Data protection planning

11/19/2024 Contributors

The right Oracle database data protection architecture depends on the business requirements surrounding data retention, recoverability, and tolerance for disruption during various events.

For example, consider the number of applications, databases, and important datasets in scope. Building a backup strategy for a single dataset that ensures compliance with typical SLAs is fairly straightforward because there are not many objects to manage. As the number of datasets increases, monitoring becomes more complicated and administrators might be forced to spend an increasing amount of time addressing backup failures. As an environment reaches cloud and service provider scales, a wholly different approach is needed.

Dataset size also affects strategy. For example, many options exist for backup and recovery with a 100GB database because the data set is so small. Simply copying the data from backup media with traditional tools typically delivers a sufficient RTO for recovery. A 100TB database normally needs a completely different strategy unless the RTO allows for a multiday outage, in which case a traditional copy-based backup and recovery procedure might be acceptable.

Finally, there are factors outside the backup and recovery process itself. For example, are there databases supporting critical production activities, making recovery a rare event that is only performed by skilled DBAs? Alternatively, are the databases part of a large development environment in which recovery is a frequent occurrence and managed by a generalist IT team?

Is a snapshot a backup?

One commonly raised objection to the use of snapshots as a data protection strategy is the fact that the "real" data and the snapshot data are located on the same drives. Loss of those drives would result in the loss of both the primary data and the backup.

This is a valid concern. Local snapshots are used for day-to-day backup and recovery needs, and in that respect the snapshot is a backup.
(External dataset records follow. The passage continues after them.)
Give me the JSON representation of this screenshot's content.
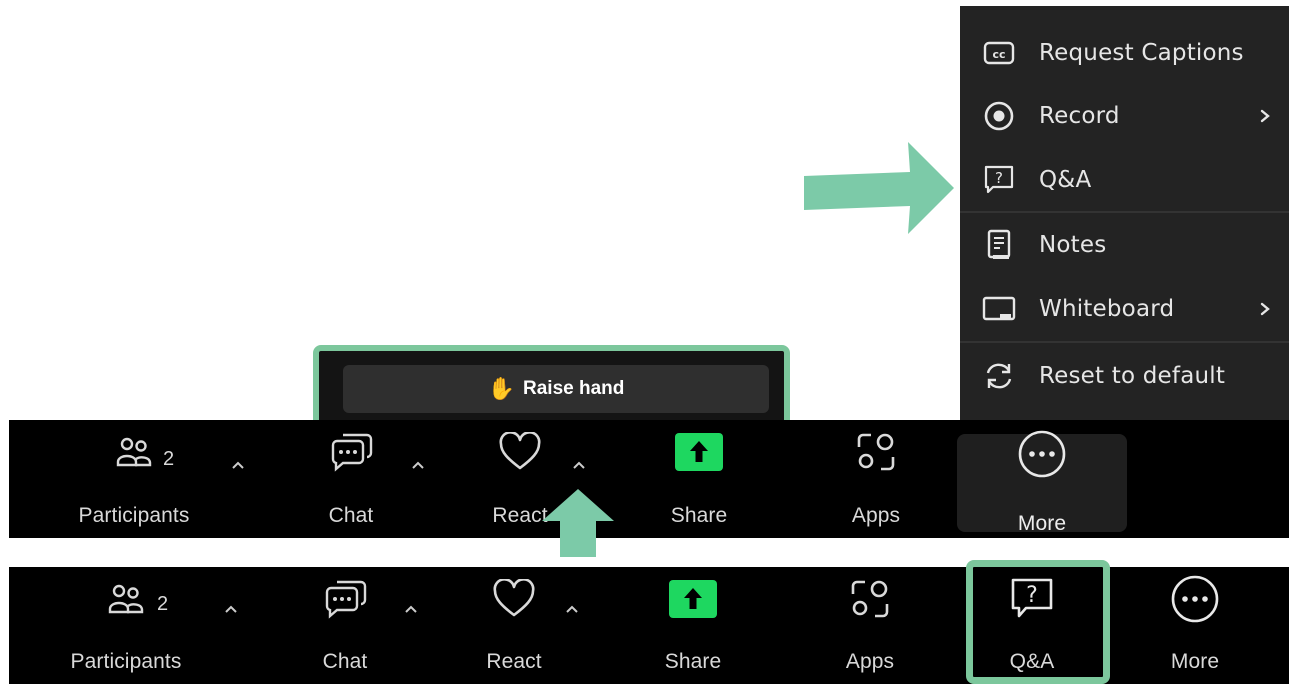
{
  "menu": {
    "items": [
      {
        "label": "Request Captions",
        "icon": "cc-icon",
        "submenu": false
      },
      {
        "label": "Record",
        "icon": "record-icon",
        "submenu": true
      },
      {
        "label": "Q&A",
        "icon": "qa-icon",
        "submenu": false
      },
      {
        "label": "Notes",
        "icon": "notes-icon",
        "submenu": false
      },
      {
        "label": "Whiteboard",
        "icon": "whiteboard-icon",
        "submenu": true
      },
      {
        "label": "Reset to default",
        "icon": "reset-icon",
        "submenu": false
      }
    ]
  },
  "raise_hand": {
    "emoji": "✋",
    "label": "Raise hand"
  },
  "toolbar_top": {
    "participants": {
      "label": "Participants",
      "count": "2"
    },
    "chat": {
      "label": "Chat"
    },
    "react": {
      "label": "React"
    },
    "share": {
      "label": "Share"
    },
    "apps": {
      "label": "Apps"
    },
    "more": {
      "label": "More"
    }
  },
  "toolbar_bottom": {
    "participants": {
      "label": "Participants",
      "count": "2"
    },
    "chat": {
      "label": "Chat"
    },
    "react": {
      "label": "React"
    },
    "share": {
      "label": "Share"
    },
    "apps": {
      "label": "Apps"
    },
    "qa": {
      "label": "Q&A"
    },
    "more": {
      "label": "More"
    }
  },
  "colors": {
    "accent_green": "#7cc79c",
    "share_green": "#1ed760",
    "arrow_green": "#7ccaa8",
    "toolbar_bg": "#000000",
    "menu_bg": "#232323"
  }
}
Close to 99% of all recovery scenarios in NetApp environments rely on snapshots to meet even the most aggressive RTO requirements.

Local snapshots should, however, never be the only backup strategy, which is why NetApp offers technology such as SnapMirror replication to quickly and efficiently replicate snapshots to an independent set of drives. In a properly architected solution with snapshots plus snapshot replication, the use of tape can be minimized to perhaps a quarterly archive or eliminated entirely.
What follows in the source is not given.